Este muchacho joven que es mi padre está lleno de utopías. Es un idealista y tiene ambiciones. Peor combinación, imposible. Porque un tipo con ambiciones no puede ser idealista; tiene que estar preparado para meterse en el barro hasta las rodillas. Va a intelectualizarlo todo, estoy segura. Va a volverse un intransigente, un dogmático, la única manera de creerse lo de la pureza y llevar adelante sus ambiciones. Pero tarde o temprano eso lo va a vencer. Porque no se puede ser bueno y feliz, no se puede ser honesto y tramposo, no se puede tener dos casas, dos mujeres, y que las dos estén contentas, no se puede servir a dios y al diablo.
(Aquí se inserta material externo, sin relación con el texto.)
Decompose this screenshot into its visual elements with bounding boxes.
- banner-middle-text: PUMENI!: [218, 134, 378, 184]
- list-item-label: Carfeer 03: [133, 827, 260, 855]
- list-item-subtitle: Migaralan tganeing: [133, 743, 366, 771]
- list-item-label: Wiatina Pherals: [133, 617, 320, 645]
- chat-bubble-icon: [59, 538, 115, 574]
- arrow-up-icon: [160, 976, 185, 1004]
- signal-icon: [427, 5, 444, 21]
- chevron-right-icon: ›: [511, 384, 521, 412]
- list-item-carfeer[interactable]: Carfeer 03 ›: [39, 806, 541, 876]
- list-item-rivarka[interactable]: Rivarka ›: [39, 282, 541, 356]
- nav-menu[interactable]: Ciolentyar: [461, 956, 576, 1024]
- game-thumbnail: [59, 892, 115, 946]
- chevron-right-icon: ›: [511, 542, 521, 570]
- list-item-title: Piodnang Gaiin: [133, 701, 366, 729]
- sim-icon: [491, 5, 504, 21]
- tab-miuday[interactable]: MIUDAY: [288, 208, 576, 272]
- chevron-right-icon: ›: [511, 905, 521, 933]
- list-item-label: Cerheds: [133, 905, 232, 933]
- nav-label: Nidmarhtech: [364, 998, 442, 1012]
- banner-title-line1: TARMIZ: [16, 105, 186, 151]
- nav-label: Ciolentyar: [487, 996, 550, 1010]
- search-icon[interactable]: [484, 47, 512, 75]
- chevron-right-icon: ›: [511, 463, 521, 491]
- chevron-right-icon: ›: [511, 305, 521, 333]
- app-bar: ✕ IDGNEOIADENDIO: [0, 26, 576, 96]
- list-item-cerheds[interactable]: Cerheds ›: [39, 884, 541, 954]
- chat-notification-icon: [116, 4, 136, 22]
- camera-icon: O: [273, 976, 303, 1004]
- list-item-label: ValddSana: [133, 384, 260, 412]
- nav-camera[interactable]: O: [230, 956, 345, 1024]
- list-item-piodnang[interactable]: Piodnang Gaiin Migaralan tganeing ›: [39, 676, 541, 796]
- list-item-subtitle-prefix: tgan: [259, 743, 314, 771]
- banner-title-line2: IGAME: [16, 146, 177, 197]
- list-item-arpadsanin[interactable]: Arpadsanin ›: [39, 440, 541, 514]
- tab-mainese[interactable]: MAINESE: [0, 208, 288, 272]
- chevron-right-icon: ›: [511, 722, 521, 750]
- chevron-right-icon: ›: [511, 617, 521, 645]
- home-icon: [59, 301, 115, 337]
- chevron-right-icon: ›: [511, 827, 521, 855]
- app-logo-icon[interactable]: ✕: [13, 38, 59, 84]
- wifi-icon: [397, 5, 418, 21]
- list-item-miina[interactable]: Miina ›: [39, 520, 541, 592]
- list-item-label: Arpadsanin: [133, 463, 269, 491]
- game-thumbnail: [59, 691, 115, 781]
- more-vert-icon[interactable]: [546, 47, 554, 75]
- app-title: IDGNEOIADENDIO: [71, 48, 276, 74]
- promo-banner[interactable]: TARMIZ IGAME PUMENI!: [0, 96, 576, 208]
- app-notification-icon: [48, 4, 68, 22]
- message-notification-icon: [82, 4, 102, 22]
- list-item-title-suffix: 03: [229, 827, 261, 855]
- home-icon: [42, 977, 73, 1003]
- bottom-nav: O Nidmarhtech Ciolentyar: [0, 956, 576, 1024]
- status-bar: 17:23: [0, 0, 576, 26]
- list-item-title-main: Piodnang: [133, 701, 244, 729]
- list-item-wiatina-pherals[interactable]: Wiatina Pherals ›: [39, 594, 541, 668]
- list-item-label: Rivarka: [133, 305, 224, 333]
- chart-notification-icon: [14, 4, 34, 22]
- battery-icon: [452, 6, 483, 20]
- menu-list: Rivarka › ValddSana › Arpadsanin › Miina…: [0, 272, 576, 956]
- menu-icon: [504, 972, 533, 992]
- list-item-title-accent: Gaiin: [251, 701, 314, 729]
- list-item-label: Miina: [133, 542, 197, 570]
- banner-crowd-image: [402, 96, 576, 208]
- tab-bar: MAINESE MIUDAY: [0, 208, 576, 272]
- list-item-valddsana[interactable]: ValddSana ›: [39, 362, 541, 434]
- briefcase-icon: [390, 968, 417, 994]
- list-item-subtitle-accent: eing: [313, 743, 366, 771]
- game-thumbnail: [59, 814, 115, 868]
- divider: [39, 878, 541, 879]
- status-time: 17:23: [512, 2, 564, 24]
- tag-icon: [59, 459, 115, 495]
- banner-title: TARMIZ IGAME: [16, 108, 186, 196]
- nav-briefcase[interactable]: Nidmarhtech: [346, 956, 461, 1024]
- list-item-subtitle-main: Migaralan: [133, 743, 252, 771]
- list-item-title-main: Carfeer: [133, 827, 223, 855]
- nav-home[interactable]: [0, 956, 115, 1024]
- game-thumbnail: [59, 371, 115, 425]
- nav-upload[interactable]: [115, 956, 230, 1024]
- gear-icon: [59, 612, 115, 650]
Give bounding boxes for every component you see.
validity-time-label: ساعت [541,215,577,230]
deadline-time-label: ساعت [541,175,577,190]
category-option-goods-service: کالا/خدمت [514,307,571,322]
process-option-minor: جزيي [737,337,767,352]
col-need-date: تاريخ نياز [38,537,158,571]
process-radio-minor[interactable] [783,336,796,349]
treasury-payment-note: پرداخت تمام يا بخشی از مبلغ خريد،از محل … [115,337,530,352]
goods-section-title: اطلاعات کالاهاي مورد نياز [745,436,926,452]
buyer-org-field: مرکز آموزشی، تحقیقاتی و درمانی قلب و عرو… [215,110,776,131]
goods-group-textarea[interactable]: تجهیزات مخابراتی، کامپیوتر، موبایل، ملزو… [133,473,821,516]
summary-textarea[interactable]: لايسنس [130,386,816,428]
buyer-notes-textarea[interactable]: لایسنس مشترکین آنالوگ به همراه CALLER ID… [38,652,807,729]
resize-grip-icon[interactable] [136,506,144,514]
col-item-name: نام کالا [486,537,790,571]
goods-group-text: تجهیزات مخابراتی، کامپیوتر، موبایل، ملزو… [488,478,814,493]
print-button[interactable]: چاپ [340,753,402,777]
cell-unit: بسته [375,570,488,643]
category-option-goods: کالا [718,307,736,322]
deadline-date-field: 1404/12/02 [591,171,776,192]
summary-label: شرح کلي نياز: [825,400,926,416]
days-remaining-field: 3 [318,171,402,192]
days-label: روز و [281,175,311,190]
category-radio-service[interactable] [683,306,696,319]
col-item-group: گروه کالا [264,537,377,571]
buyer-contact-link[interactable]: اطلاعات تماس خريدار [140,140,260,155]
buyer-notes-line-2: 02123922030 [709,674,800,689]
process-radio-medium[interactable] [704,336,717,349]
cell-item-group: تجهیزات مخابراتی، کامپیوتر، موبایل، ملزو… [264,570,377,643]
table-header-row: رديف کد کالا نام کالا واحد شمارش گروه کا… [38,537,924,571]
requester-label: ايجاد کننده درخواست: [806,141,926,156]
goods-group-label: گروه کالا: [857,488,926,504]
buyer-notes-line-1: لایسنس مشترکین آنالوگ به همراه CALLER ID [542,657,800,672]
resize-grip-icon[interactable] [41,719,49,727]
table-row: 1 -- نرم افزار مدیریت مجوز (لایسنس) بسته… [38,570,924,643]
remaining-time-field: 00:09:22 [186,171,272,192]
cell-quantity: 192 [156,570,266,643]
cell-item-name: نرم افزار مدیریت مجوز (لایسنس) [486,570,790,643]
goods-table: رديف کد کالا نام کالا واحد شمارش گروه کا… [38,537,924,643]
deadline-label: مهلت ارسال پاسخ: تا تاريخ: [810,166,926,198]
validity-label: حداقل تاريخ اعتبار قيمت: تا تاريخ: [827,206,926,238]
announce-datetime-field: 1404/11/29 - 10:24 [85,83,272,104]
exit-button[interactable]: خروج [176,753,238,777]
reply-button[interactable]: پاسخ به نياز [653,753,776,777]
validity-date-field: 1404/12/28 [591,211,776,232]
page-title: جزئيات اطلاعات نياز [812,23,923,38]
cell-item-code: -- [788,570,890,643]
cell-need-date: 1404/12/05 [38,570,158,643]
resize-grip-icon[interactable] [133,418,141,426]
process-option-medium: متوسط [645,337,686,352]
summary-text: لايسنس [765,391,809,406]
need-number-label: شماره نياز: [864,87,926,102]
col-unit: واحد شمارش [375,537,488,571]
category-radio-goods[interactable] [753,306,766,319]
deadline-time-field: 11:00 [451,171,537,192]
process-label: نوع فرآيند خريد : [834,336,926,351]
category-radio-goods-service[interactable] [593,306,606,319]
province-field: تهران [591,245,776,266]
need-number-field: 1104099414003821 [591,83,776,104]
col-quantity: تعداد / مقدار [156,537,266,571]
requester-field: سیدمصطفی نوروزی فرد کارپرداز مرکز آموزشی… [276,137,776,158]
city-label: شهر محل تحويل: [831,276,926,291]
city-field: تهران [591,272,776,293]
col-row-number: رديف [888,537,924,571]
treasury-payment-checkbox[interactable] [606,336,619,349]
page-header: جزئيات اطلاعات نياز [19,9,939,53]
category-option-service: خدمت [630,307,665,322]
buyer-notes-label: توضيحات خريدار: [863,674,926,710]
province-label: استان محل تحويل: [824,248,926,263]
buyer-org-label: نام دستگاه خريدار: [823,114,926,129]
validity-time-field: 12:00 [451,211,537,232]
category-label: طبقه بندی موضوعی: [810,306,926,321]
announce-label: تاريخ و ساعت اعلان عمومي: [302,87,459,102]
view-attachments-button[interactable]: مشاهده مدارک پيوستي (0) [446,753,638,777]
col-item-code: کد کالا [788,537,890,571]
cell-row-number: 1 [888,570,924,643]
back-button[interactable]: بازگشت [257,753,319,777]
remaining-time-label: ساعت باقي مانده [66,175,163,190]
Si tan solo fuera un poco cínico, un poco nomás, lo suficiente para aguantar los matices, para entender que incluso los tipos buenos meten la pata, que los puros se ahogan de tanta pureza, que hay que equivocarse a veces, perder algún examen, ensuciarse la ropa, renegar de los padres, doblarse para no romperse del todo. Porque tanta rigidez siempre se quiebra.

Quiero explicarle, contarle lo que he aprendido. Decirle cuánto lo necesito, que sí hay una puerta. A ver si lo atajo, a ver si lo salvo. Pero llego tarde. Tengo 7 años y llego tarde. Hugo abre el botiquín y saca un frasco de pastillas. Las toma todas. Sabe que no hay retorno. Es médico. Tengo 7 años y me avisan que Hugo, mi padre, está muerto.  No lloro. Esa tarde voy al cine. Al otro día, al colegio. Soy el centro. Los otros niños me miran con bastante respeto. La maestra me mima. En un segundo calculo que podré sacar algún beneficio de mi nueva condición de huérfana. Pero la realidad me acomoda de un plumazo. La piedad dura solo un día. Después, cada uno vuelve a lo suyo y que la huerfanita se arregle como pueda. Eso lo entendí enseguida y fue una lección estupenda. El mundo no se detiene porque un tipo se muera.  
Tengo 43. Mi padre tiene 30. He pasado del dolor a la bronca, de la bronca a la culpa, de la culpa a la pena. Le grito flojo, cobarde, hijo de puta, Hugo, ¿cómo pudiste hacerme eso? Y al segundo me arrepiento y le acaricio la cabeza. Está bien, viejo, no hay problema, te entiendo, todos queremos morir en algún momento. No viste, no pudiste, no aguantaste. Apagón total, de la soledad al aislamiento, desesperación, puertas que se cierran. Pero sí había una puerta. La puerta era yo. Y la tenías tan cerca.